We describe in detail the design and methods of a novel study approach to investigate the role of the pressor and depressor axes of RAAS and, in particular, whether overexpression of the pressor arm of the RAAS (ACE/Ang II/AT1 receptor) over the depressor axis (ACE2/Ang-(1-7)/Mas receptor) may be one of the contributing factors that predisposes persons of African descent to hypertension. Moreover, characterization of the association of aldosterone with elevated BP in persons of African descent is critical to the understanding of the therapeutic benefits of RAAS blockade among other classes of hypotensive dugs in persons of African ancestry. We exclude measurements of plasma renin activity as baseline values of this variable neither define nor augment the discriminatory sensitivity of the measured biomarkers that define the activity of terminal products of the RAAS. In keeping with this conclusion, comprehensive studies by Spence and colleagues indicated that stimulated not unstimulated plasma renin activity was helpful in detecting secondary but not primary causes of hypertension.[8]

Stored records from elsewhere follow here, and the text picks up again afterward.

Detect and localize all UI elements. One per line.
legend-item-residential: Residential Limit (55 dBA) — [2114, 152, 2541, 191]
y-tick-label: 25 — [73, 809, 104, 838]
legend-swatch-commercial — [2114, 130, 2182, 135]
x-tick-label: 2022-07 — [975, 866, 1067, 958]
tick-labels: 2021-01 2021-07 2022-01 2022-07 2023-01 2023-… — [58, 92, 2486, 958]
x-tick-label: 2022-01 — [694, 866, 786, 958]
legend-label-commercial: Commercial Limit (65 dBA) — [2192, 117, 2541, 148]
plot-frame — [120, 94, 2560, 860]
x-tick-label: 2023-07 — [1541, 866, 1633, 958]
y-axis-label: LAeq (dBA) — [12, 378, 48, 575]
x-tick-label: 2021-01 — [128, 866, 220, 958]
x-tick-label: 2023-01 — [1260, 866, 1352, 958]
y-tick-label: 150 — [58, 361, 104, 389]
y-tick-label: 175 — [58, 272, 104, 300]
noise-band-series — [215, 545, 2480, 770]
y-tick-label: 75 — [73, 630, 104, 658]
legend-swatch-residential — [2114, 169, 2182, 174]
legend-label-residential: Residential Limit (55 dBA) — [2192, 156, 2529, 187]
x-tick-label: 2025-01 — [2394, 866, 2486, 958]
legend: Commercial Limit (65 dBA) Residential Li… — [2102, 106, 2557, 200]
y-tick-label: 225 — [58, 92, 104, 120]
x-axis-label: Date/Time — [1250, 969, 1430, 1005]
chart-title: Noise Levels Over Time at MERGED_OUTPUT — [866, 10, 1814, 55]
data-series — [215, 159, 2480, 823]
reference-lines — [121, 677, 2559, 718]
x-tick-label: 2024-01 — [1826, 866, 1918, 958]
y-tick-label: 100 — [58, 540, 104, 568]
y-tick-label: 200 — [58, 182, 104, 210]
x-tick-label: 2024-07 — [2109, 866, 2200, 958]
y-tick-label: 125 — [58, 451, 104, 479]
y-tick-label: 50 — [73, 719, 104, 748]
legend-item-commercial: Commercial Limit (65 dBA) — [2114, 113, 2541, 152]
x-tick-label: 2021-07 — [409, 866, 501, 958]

Findings from this study will have a major impact in understanding and characterizing the neurohormonal factors accounting for excess cardiovascular morbidity and mortality in the African diaspora. Understanding the RAAS mechanisms that lead to increased susceptibility in the development of essential hypertension among Afro-Caribbean natives is of utmost importance in discovering modes of prevention, treatment and management. It has been shown that there is reduced urinary Ang-(1-7) expression in untreated non-black essential hypertensive subjects.[16] In addition, prehypertension, chronic kidney disease and diabetes are associated with reduced ACE2 activity. This study attempts to ascertain similar findings in an Afro-Caribbean population where the use of ACE inhibitors and ARBs may be associated with increases in Ang-(1-7). Such approaches have been seen as useful in the chronic normalization of arterial pressure in essential hypertensive subjects treated with either captopril[20] or the dual inhibitor of ACE and neprilysin (Omapatrilat).[29] The data obtained from this study may potentially affect knowledge, attitudes and practices of physicians who prescribe RAAS inhibiting drugs to their patients. Moreover, there is a strong possibility that the use of RAAS inhibitors including mineralocorticoid inhibitors or ENaC blockers to manage hypertension in persons of African descent may be considered in the future for therapy.

Possible limitations of our study include (a) the reliance of self-reported data by participants when completing the pre-screening questionnaire to determine eligibility to the study; (b) the collection of the 24-hour urine samples; if patients forget to collect all urine within the time period, final concentrations of the tested variables may be inaccurate and hence impact results; and (c) the lack of genotyping to identify genetic variants of the PA phenotype in the hypertensive participants.